Read more by Rep. Ron Paul
- Obama’s Syria Policy Looks a Lot Like Bush’s Iraq Policy – June 16th, 2013
- Government Spying: Should We Be Shocked? – June 9th, 2013
- Iraq Collapse Shows Bankruptcy of Interventionism – June 2nd, 2013
- The Real Meaning of President Obama’s National Security Speeches – May 26th, 2013
- What No One Wants to Hear About Benghazi – May 13th, 2013





Sanjay
May 7th, 2012 at 9:22 pm
The Marxist-Neocons are hell bent on destroying Western peoples and Western Civilization.
These cultural and financial marxists who control federal reserve, IMF, World Bank, Mass Media and our government, want nothing less than our total destruction.
We must retire them from power or they will exterminate the West.
Tom Mauel
May 7th, 2012 at 10:37 pm
Marxist-Neocons? Isn't that a contradiction of terms? Ultra right wing Neo-Cons is more descriptive. A true Marxist would never support an imperial war against some of the poorest Agrarian farmers on Earth. Capitalist Neo-Cons would be a more accurate description as capitalism leads to imperialism, racism, and war.
You need to brush up on your study of Marxism. Hitler called his party national socialists in order to gain power and popularity and then did everything in his power to exterminate communism. The IMF and World bank have been used to expand U.S. imperialism for decades
and the right wing mass media has supported U.S. imperial design against the left in Korea, Vietnam, Central America, Iran, Iraq, Columbia, Venezuela, Peru, Grenada, Cuba, Yugoslavia, and dozens of other nations around the world. You can make up labels but the historical record proves the opposite of your claim.
Tom Mauel
May 7th, 2012 at 10:44 pm
Great article by Ron Paul. Thirty four more dead Americans in April as Obama claims victory.
greedrulesin dc
May 8th, 2012 at 4:38 am
I know how Ron Paul feels about foreign entanglements. What I want to know is, when is he going to run as an independent?
Bruce Richardson
May 8th, 2012 at 5:02 am
Ron Paul for President. The only Member of Congress who really get's it!

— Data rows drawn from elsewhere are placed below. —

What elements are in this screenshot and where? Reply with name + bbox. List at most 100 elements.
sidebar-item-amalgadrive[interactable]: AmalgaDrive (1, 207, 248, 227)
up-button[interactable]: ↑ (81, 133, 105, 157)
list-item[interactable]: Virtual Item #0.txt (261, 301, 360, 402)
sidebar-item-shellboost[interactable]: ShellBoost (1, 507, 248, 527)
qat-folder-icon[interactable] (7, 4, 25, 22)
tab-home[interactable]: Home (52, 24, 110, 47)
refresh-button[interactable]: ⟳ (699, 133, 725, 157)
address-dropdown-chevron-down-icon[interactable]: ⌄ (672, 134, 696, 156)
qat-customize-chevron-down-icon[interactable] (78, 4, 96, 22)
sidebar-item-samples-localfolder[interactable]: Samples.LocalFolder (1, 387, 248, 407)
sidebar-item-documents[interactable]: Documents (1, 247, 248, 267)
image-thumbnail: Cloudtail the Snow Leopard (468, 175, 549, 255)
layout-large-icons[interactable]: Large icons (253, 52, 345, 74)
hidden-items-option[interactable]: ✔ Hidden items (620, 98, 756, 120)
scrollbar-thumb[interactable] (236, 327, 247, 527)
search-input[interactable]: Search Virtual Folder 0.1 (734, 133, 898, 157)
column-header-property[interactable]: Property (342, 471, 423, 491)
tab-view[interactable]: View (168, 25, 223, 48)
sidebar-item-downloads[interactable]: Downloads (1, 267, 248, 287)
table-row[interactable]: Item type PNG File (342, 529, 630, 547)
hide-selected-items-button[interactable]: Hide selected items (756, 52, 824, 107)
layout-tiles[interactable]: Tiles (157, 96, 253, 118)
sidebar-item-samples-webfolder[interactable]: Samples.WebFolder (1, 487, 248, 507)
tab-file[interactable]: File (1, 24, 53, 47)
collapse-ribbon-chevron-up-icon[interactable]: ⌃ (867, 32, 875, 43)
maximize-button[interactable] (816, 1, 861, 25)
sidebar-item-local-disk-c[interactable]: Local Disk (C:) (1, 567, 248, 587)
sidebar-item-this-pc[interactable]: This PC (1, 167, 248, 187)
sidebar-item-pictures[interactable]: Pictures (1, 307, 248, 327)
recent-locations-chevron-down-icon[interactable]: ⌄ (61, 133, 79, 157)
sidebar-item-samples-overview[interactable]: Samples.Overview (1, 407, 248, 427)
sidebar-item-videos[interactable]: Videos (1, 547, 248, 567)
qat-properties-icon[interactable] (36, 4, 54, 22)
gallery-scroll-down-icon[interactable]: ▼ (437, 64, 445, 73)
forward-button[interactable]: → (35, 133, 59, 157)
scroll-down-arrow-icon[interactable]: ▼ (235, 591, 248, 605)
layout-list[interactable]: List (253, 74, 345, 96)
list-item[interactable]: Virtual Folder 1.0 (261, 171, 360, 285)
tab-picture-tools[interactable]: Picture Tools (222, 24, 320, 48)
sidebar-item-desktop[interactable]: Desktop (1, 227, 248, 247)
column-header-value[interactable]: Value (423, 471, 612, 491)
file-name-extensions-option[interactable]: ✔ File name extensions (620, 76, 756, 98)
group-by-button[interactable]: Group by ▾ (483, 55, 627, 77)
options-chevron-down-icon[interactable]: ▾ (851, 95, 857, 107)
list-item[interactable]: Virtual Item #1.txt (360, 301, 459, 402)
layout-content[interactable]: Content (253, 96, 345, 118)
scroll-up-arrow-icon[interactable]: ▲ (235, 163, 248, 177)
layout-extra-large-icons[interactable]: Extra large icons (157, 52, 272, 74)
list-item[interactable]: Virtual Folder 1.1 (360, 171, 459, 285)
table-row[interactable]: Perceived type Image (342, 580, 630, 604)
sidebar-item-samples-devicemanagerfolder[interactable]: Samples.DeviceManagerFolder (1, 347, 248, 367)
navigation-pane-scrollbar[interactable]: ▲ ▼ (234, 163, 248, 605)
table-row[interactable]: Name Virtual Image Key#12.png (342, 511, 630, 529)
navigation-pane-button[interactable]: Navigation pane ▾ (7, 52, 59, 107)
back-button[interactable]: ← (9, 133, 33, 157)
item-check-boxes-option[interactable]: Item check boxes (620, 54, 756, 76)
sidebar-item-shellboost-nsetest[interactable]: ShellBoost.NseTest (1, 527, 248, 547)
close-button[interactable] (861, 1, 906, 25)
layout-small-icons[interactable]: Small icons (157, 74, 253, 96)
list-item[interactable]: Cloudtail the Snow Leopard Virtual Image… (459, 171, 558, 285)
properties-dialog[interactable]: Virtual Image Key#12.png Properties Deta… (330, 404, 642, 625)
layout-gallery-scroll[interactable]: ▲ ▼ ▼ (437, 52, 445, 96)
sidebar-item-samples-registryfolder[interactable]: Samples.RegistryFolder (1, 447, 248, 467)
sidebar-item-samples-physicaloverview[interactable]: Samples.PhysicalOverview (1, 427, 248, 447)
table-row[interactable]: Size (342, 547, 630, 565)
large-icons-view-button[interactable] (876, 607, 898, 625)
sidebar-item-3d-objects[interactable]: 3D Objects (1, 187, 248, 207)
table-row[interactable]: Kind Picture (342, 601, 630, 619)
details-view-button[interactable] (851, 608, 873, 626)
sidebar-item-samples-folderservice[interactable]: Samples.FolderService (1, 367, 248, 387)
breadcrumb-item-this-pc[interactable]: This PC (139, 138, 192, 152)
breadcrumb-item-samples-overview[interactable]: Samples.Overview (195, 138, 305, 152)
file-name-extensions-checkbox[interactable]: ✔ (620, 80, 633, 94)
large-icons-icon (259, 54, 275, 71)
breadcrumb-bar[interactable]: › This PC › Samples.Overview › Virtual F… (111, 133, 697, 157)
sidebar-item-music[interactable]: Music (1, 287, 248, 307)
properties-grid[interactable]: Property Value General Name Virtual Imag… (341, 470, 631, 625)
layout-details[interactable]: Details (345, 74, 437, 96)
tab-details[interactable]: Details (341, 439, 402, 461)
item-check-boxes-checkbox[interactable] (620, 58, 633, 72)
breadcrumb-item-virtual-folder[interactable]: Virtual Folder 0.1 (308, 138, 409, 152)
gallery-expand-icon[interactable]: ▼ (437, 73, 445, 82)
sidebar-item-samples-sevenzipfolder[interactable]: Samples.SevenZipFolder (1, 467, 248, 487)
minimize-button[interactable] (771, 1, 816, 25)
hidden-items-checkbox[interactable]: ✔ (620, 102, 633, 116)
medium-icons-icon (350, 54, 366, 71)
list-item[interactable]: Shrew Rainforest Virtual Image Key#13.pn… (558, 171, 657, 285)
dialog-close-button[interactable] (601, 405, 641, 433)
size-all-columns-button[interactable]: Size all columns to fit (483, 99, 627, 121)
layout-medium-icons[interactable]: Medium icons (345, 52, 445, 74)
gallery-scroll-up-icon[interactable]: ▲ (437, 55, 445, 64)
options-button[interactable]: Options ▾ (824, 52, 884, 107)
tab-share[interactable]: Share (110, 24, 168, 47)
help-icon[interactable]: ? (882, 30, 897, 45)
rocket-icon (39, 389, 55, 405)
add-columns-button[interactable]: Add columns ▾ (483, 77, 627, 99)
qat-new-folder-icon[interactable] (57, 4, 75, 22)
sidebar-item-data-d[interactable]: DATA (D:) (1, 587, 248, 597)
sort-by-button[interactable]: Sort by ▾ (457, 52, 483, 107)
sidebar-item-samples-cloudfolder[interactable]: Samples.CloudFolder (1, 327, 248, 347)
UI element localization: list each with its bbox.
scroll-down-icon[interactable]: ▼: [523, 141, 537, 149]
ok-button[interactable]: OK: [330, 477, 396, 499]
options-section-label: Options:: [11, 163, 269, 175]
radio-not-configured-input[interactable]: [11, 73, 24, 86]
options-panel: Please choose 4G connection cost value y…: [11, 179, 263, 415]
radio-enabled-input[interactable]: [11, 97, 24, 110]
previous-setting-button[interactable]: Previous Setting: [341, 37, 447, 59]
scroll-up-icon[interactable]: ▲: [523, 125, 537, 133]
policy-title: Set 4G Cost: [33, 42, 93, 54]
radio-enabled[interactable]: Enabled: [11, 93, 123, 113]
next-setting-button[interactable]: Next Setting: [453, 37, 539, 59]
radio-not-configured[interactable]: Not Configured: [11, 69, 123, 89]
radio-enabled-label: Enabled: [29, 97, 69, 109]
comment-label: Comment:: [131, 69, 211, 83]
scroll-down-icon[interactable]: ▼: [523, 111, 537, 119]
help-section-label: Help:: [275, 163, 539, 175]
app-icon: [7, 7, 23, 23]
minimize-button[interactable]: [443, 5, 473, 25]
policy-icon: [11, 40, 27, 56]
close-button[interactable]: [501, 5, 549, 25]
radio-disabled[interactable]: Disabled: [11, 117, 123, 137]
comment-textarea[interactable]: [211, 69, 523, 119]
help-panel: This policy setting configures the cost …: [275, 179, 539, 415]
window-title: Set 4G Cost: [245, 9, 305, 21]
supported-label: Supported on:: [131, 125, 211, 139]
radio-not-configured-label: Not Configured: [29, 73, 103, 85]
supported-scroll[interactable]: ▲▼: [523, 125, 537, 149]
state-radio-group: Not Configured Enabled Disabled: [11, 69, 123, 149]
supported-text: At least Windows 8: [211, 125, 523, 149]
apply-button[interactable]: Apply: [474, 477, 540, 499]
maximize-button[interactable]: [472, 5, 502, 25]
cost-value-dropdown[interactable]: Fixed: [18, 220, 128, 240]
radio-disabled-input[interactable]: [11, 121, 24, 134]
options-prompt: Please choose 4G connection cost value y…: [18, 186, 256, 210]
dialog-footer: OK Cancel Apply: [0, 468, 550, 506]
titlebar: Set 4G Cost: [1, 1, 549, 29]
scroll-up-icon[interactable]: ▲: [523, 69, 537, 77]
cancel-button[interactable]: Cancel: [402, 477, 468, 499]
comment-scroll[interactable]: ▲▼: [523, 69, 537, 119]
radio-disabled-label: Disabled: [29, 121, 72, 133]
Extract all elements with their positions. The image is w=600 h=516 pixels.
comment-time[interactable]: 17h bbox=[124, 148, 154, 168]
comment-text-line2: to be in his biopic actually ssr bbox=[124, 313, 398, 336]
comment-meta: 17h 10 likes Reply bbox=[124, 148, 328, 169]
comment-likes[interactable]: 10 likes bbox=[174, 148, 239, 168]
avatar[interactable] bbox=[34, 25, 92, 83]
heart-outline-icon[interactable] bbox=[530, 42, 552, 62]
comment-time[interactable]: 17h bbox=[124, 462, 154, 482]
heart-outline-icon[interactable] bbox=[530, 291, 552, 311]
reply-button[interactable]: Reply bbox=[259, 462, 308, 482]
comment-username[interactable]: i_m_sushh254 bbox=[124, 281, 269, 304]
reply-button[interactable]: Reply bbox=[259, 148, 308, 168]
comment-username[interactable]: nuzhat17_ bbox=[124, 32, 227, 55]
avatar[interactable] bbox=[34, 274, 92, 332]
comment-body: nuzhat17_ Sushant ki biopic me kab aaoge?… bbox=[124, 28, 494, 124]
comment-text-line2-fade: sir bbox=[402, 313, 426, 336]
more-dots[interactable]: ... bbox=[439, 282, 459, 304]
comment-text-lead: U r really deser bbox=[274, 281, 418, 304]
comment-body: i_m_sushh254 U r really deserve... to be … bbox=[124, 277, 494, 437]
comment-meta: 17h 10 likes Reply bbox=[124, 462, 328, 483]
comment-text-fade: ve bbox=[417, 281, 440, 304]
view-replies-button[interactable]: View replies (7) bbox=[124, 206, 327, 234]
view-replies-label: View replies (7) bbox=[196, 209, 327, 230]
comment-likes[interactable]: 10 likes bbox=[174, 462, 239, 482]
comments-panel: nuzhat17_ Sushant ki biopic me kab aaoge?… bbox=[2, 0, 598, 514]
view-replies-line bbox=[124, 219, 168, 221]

If You Love the Police State, Vote for Obama or Romney (and more news…) » Scott Lazarowitz's Blog
May 8th, 2012 at 7:53 am
[...] Ron Paul: Enduring Commitments Abroad [...]
J M Sterling
May 8th, 2012 at 8:03 am
Excellent essay/speech!! Ron Paul is the only candidate who would put and end to our wars and so-called "foreign commitments". Best line in the speech: "With Osama bin Laden dead and the al-Qaeda presence in Afghanistan virtually nonexistent, we are reduced to nation-building in a nation where there is no real nation to build."
Bertram
May 8th, 2012 at 7:44 pm
"capitalism leads to imperialism, racism, and war."
What an idiotic statement. I could just as easily say Marxism leads to gulags, killing fields, secret police, purges and mass starvation.
Believers in the free market and voluntarism find the Imperial Wars funded by money stolen from taxpayers by our "Democratic" government for the sake of occupying countries continents away abhorrent. The socialization of costs through inflation and borrowing to fight these wars is the furthest you could get from genuine free market capitalism.